Since January 7, 2017, the Board has lacked a quorum to perform its responsibilities and since March 1, 2019, the Board has been without a single board member. 


Because of these vacancies, the MSPB is unable to issue decisions on petitions for review from federal employees who allege that their agencies have unlawfully acted against them.  These vacancies have led to a backlog of more than 3,000 petitions from federal employees requesting review of their allegations.  


While the Board has been unable to adjudicate petitions for review, the MSPB’s roughly 60 administrative judges (AJs) have been able to continue their work issuing initial decisions on federal employee appeals to the MSPB.  But now, three cases pending in the federal court system — Coppola v. Department of Veterans Affairs, McIntosh v. Department of Defense, and Henderson v. Department of Health and Human Services— threaten to cease AJ operations entirely.


In the wake of the Supreme Court’s decision in Lucia v. Securities and Exchange Commission, the courts in these three cases may determine that AJs at the MSPB are not appropriately vested with the authorities needed to perform their duties. In the event of such rulings, the MSPB would need to take action to vest the AJs with the required authority, which requires the Board to assemble a quorum – something it cannot now do.

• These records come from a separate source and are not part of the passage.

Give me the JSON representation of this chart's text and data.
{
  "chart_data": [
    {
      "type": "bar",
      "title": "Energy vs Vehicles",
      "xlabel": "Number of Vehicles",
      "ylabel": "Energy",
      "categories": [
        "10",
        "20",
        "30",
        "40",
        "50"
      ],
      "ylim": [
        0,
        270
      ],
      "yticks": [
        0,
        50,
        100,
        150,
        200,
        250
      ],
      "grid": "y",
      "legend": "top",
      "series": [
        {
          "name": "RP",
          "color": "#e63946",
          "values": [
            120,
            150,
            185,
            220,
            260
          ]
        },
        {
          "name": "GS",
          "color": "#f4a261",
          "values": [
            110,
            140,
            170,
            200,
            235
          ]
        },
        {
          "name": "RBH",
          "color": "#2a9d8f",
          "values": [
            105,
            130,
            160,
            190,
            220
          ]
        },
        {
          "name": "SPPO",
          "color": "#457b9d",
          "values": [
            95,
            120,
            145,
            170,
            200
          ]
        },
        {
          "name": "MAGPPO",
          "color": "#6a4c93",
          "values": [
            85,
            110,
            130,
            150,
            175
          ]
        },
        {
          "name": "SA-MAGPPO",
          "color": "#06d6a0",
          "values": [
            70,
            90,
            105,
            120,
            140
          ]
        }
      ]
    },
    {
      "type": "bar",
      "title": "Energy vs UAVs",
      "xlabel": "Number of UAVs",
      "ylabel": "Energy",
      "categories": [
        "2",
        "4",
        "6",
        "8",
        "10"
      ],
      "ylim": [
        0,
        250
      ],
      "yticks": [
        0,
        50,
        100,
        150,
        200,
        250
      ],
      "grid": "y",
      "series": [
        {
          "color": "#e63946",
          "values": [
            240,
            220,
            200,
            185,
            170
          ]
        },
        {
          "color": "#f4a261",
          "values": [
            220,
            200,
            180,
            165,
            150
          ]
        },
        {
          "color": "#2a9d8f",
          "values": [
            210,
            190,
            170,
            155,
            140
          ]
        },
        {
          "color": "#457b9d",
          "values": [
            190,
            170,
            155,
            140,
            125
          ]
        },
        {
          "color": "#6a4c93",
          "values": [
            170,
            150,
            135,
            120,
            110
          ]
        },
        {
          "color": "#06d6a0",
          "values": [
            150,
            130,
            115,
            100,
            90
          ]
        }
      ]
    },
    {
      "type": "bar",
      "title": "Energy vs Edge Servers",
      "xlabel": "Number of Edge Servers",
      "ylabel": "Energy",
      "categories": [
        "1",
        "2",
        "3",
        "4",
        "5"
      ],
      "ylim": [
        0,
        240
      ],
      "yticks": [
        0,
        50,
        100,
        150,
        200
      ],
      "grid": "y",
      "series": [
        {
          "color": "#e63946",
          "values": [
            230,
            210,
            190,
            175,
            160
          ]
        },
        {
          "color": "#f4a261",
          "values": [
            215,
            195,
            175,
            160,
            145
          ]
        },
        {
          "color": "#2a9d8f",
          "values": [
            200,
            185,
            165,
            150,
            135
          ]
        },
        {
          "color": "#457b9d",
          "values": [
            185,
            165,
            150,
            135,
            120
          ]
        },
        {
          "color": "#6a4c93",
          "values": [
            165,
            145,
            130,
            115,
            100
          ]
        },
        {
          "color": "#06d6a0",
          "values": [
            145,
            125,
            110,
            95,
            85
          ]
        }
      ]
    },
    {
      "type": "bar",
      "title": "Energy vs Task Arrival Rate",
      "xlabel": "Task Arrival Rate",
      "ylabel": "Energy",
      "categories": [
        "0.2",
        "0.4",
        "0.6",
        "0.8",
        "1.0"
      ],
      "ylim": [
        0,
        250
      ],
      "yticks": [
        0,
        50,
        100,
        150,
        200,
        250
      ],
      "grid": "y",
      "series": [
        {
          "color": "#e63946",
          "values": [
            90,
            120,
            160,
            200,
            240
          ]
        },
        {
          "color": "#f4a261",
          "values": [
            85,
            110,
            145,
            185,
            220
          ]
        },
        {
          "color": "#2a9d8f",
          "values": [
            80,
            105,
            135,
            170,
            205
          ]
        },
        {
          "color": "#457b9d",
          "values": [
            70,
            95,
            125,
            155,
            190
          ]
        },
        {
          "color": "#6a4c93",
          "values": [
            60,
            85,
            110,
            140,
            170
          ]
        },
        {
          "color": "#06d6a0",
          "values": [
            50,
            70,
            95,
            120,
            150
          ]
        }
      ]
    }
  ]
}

“In short, if the MSPB lacks a quorum when the courts render their decisions in the cases listed above, the MSPB is at risk of having to essentially cease its operations,” Connolly and Hice concluded.  “To prevent this outcome, as Chairman and Ranking Member of the Subcommittee with jurisdiction over the MSPB, we respectfully request that you prioritize the nominations of new Board members.  Once your nominations are made, we trust that the Senate will work quickly to confirm the qualified candidates to the MSPB and restore the Board to full operations.”